As the Federal Reserve increase Its commitment to prevent highest inflation since 1981 due to continued increase in borrowing costs, which in turn will likely reduce the demand for labor, this trend is expected to continue.

Last week, the US central bank raised interest rates by 75 basis points. The Federal Reserve or the Fed, as it is commonly known, has now raised borrowing costs by 225 basis points since March.

Employment, layoffs

Starting in June, the number of jobless claims exceeded 230,000, reaching an eight-month high of 261,000 in mid-July, according to the Labor Department.

However, unemployment claims remain below the 270,000–300,000 range, which experts believe will indicate a downturn in the labor market.

United States gross domestic product (GDP) contract 1.3% in the first half of 2022, meeting the standard definition of a recession. But last week, the Biden administration dismissed that view, pointing to a historically tight labor market.

Two consecutive quarters of decline in U.S. GDP were mainly due to intense inventory fluctuations and a trade deficit related to a congested global supply network caused by the coronavirus pandemic.

The Labor Department said last week that there were 10.7 million jobs at the end of June. That means there are about two job openings for every unemployed worker.

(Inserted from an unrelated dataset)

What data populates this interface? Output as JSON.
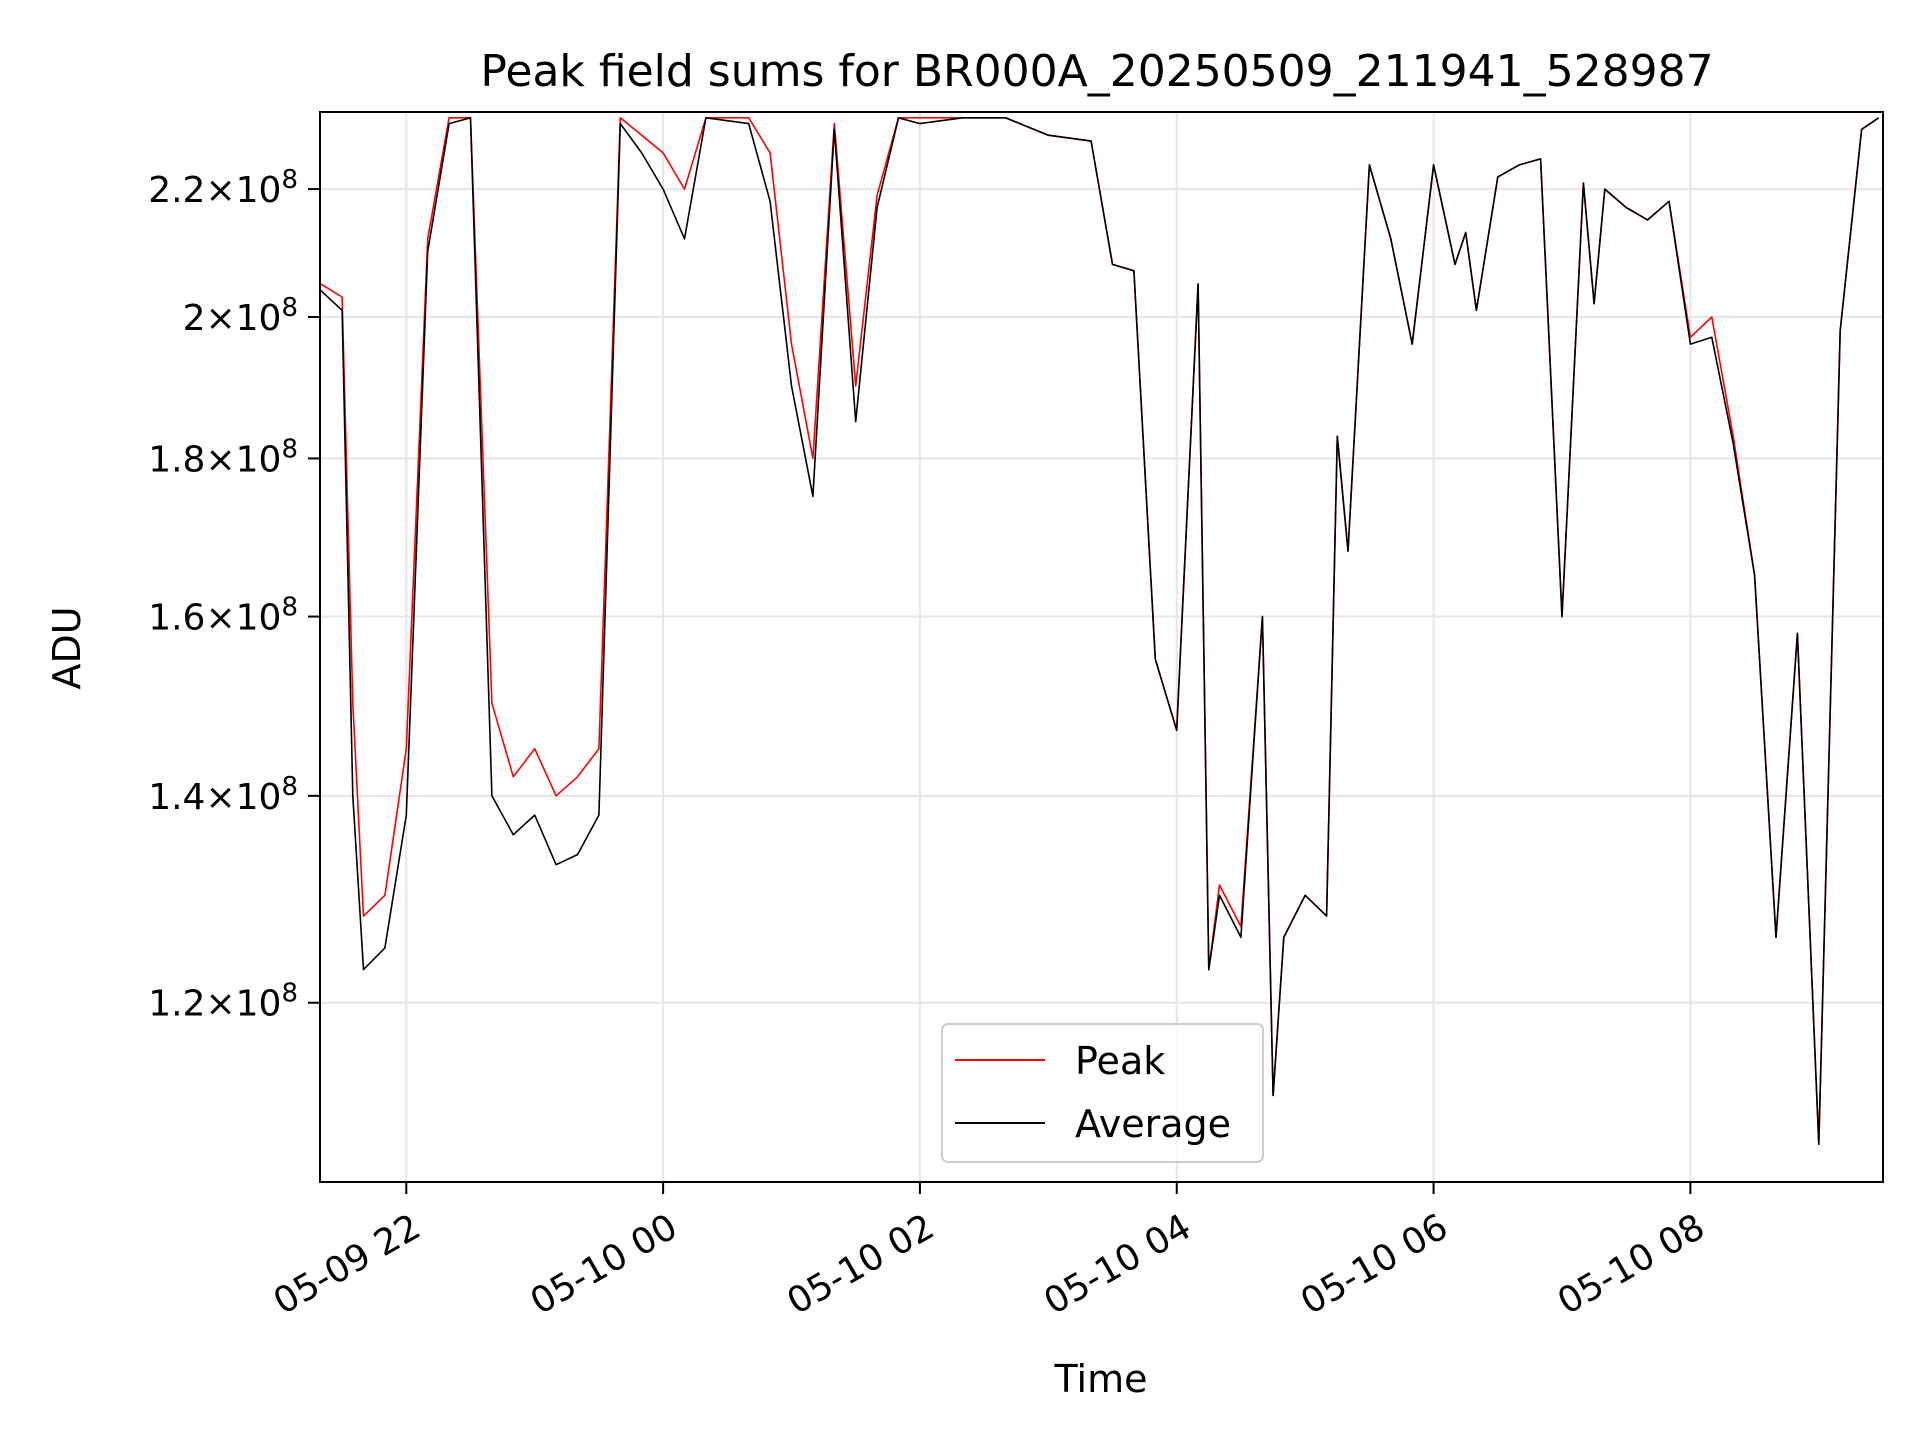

Employee layoffs remain low even though some big companies like Apple and Amazon have announced plans to slow hiring.

On Wednesday, retail giant Walmart was the latest to say it was cutting hundreds of jobs. The news came just a week after Walmart slashed its growth forecast, blame increase in food and gas prices because forcing shoppers to cut back on items like clothing offers higher profit margins.